Last month, the Trump administration rescinded the guidance, citing the “significant” litigation it created without citing Grimm’s case by name. The administration’s letter points out that a federal court in Texas disagrees with this interpretation and has blocked the Obama guidance from being enforced.

The Grimm case positioned two questions before the Supreme Court: What deference, if any, should be given to the Obama-era guidance on transgender students, and does Title IX indeed protect transgender students from discrimination based on their gender?

An affirmative ruling from the Supreme Court on the latter issue would have been a massive legal victory for the LGBTQ rights movement, affirming equal rights under federal law for transgender students nationwide. However, with the Trump administration’s rescission of the Obama guidance now in place, the Supreme Court sent the case back to the appeals court below it to dig deeper into the Title IX question.

“This is a detour, not the end of the road, and we’ll continue to fight for Gavin and other transgender people to ensure that they are treated with the dignity and respect they deserve,” said Joshua Block, a member of Grimm’s legal team with the American Civil Liberties Union.

In their letter rescinding the Obama guidance, the Departments of Education and Justice argue that “there must be due regard for the primary role of the States and local school districts in establishing educational policy.” However, state governments and school boards cannot determine someone’s gender — only people themselves can do that.
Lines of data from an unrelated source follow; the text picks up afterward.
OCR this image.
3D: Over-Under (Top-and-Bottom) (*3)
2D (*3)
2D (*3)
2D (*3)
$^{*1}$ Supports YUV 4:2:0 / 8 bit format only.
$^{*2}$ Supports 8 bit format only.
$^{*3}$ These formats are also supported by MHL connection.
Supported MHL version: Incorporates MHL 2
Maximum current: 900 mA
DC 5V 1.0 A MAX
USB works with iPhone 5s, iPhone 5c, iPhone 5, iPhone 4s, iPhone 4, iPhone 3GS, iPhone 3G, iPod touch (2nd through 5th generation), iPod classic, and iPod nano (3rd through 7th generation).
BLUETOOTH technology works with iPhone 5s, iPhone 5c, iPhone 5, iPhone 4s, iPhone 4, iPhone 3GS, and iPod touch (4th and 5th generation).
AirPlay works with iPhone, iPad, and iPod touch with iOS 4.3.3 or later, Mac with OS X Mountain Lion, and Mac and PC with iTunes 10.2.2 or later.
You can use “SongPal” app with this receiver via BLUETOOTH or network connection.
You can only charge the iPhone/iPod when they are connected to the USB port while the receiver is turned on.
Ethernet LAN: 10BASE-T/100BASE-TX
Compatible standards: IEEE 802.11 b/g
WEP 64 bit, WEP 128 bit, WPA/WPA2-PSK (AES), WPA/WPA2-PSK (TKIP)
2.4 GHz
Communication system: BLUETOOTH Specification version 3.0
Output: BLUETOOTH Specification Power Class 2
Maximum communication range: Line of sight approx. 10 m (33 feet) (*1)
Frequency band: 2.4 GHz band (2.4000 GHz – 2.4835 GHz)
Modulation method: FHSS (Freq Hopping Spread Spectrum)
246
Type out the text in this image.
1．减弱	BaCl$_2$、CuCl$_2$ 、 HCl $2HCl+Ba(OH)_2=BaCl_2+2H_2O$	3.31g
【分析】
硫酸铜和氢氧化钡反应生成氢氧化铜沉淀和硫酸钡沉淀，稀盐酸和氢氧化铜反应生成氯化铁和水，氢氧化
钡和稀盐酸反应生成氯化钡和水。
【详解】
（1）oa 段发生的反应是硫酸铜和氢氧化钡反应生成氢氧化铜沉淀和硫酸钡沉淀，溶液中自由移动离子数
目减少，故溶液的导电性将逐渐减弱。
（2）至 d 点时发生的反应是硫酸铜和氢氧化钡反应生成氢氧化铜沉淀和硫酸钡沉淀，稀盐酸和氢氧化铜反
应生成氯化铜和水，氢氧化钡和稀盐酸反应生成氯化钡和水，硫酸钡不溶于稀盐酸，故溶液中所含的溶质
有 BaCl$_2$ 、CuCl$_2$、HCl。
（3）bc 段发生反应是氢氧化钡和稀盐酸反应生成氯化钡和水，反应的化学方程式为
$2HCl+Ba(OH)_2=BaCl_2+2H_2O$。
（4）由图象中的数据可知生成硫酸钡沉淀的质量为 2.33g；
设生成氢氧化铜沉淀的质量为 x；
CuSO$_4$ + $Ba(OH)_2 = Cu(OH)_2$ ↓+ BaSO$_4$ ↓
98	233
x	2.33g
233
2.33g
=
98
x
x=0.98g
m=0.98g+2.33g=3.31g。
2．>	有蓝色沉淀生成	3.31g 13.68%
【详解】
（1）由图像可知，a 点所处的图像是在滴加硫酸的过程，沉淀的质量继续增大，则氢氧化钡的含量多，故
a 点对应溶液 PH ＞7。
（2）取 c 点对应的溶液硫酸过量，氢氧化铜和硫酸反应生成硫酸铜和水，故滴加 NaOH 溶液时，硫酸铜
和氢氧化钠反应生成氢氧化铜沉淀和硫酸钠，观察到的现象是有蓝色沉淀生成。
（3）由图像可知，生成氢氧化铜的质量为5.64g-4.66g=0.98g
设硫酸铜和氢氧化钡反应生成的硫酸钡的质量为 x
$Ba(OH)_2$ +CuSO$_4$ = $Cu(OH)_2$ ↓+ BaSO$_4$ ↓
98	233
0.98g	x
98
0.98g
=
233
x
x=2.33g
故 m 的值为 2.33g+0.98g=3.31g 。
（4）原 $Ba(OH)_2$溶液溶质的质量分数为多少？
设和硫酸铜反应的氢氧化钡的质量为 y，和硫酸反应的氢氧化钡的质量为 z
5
And the movement for transgender rights and self-determination is growing stronger every day.

“When I was growing up, I did not even know it was possible to be trans,” Strangio wrote after the Supreme Court’s announcement. “I had no idea that I could find peace in my body and in the world. Today, trans young people are leading our fights across the country.”

Grimm’s case could still conceivably be heard at the Supreme Court, but by then the scope of the case will have changed, and Grimm will have graduated, having been forced to spend much of his time as a student singled out by his local school board.

Other cases, such as a challenge to North Carolina’s infamous bathroom law, could also bring the Title IX question before the court. The North Carolina law states that students must use the restrooms corresponding to the sex stated on their birth certificates. It is being challenged in the Fourth Circuit Court of Appeals, the same federal court that must now reconsider Grimm’s case.